I know the only way for me to go on and move on is not dwell on those times. Sabi nga ni Albert sa akin, “you just have to bounce back”. Not think about the times where I just wished for everything to be over. Thoughts that sometimes, I wish things were different. Thoughts of .. I don’t know how to make it through the next hour or day or week without her. 

I know I had to focus on the good. But I feel that I still need her every day. And every time a day ends. I’m still in shock. How will I make it through it without her. It's hard. :( 

She raised me well. She made me this wonderful person I am today. And I'm thankful that she gave me her life, her everything. 

I have to believe that somehow her 57 years here on earth had a purpose -- to serve, to help other people, to deliver goodness and knowledge, to care, to provide and to love each and one of us. 

I break down all the time. All the time. And all I want to do is talk to Mama. To talk to her and tell her all my problems, and worries and tell her how much I love her. 

It’s hard, and everything just looks black, and I can’t see anything except black and blank ahead of me. 

Unfortunately, I know I still have quite a road left until I get to the end.
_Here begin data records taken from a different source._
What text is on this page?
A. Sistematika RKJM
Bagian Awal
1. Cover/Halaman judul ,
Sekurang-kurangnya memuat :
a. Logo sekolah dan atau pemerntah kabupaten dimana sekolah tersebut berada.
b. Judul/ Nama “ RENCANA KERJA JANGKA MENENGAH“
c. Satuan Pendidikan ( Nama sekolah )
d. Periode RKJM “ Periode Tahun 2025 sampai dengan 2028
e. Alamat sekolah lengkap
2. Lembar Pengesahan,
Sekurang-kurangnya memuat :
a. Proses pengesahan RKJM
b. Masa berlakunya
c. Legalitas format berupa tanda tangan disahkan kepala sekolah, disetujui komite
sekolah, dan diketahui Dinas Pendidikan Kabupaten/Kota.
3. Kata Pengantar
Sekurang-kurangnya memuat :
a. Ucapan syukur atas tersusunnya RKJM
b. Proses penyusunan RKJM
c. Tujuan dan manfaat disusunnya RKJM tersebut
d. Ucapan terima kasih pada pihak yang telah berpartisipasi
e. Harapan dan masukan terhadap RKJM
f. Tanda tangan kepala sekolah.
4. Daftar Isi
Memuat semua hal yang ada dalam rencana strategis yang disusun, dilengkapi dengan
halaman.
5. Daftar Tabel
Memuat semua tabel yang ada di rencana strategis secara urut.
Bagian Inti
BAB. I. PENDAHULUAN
Mixed emotions. Uncertainties. I really don't know. 

Even if it's over, even if I know that she's now at peace, resting, there's still a tiny piece of hope that something will suddenly change and she’ll be okay again. That she won't leave us. I want to see her all the time, but it only makes me feel worse. And since she's gone, I couldn't stop thinking about her, sad thoughts keeps coming back, what ifs and what-could-have-been and they are so much worse than reality. :'( 

I miss her so much. And it only made me realize I have no choice but to accept and move on.



Mama, I know you're up there...with Lolo and Lola now. With Papa God. But I miss you. Mahal na mahal kita, Mama. I know you're happy now. Pain-free. Rest well in peace. I will see you soon. I love you.